Uncertainty surrounds the future of the advisory council set up by former lord chancellor Michael Gove to examine ways to eliminate waste and abuses in the criminal justice system.

Within days of taking up her post, incoming lord chancellor Liz Truss confirmed that Gove’s programme of prison reform will ‘continue at pace’. However, she has yet to comment on the future of the advisory council, which her predecessor pledged to establish after scrapping the controversial two-tier criminal legal aid contracting regime in January.

The council has met at least once since its chair, Gary Bell QC (pictured) of No5 Chambers, a friend of Gove, wrote in the Gazette in May calling for submissions.

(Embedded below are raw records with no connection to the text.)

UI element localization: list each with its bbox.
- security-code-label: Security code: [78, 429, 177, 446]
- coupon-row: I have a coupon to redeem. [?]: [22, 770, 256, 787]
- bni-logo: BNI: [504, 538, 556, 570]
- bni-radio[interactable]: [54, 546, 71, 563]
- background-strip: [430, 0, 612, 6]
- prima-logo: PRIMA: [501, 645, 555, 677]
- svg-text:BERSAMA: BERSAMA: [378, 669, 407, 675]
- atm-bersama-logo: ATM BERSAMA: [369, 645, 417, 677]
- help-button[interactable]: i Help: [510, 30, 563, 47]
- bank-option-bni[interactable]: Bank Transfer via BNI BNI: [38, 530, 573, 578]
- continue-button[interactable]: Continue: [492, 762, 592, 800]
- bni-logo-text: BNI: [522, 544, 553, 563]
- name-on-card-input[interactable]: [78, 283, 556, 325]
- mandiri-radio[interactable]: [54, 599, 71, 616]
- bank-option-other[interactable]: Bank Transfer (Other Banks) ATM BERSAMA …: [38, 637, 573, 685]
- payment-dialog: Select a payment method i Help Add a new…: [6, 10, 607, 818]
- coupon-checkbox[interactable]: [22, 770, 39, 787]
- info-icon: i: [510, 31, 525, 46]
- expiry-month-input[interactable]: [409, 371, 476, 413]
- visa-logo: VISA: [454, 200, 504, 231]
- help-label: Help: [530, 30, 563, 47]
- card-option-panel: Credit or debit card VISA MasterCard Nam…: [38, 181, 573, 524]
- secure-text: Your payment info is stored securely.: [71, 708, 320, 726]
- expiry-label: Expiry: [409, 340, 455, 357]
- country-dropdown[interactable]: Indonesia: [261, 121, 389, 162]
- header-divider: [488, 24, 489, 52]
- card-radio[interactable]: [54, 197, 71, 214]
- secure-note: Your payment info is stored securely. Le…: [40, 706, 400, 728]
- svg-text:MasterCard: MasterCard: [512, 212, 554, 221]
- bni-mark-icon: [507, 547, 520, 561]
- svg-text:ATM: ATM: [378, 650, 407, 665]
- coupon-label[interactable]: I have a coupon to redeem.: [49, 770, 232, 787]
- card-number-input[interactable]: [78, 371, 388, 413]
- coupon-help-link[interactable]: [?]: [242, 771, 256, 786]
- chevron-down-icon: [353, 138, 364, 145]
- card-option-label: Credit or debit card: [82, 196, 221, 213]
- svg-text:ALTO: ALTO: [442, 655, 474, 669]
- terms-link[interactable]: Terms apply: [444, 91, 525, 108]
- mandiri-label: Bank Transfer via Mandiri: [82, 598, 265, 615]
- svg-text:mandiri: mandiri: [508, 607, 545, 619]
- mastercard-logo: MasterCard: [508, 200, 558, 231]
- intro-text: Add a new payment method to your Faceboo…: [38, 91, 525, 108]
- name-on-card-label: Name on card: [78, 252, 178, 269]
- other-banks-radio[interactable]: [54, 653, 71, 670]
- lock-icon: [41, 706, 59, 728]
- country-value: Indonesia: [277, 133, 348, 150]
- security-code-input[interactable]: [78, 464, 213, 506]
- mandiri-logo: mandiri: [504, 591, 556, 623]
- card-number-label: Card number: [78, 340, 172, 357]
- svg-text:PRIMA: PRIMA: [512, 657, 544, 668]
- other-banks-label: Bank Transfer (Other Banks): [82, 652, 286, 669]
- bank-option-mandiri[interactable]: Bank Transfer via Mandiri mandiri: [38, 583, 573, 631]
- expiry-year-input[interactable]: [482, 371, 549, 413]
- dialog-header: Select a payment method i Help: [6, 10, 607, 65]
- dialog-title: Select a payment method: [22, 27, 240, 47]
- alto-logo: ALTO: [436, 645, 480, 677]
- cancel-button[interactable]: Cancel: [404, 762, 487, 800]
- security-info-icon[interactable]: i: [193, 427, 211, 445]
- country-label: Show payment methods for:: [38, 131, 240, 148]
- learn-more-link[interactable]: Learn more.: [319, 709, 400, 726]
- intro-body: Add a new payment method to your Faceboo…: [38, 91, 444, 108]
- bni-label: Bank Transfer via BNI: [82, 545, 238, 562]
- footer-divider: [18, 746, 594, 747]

Council member and solicitor Paul Selby, a partner at Smethwick firm Mann & Co, said: ‘The first meeting was really to go through all the areas which people felt quite strongly about. There’s quite a wide cross-section of people. The next meeting is going to be a lot more specific.’ Bell did not respond to requests for comment.

The council, which was heavily criticised by the Law Society for being unrepresentative and failing to reflect the diversity of the profession, plans to make recommendations before the end of the year. ‘It would be a shame if it just gets left behind, but we will see,’ Selby said.

Meanwhile controversy over the appointment of Truss, the third non-lawyer lord chancellor in succession, continued last week. A former incumbent, Lord Falconer of Thoroton (Charles Falconer QC) said her appointment breached the Constitutional Reform Act 2005.

Truss’s credentials were also called into question by Bob Neill MP, chair of the House of Commons justice select committee. He told the Gazette that the committee would seek reassurance that Truss will ‘continue to keep up the good relationship that Michael Gove established’.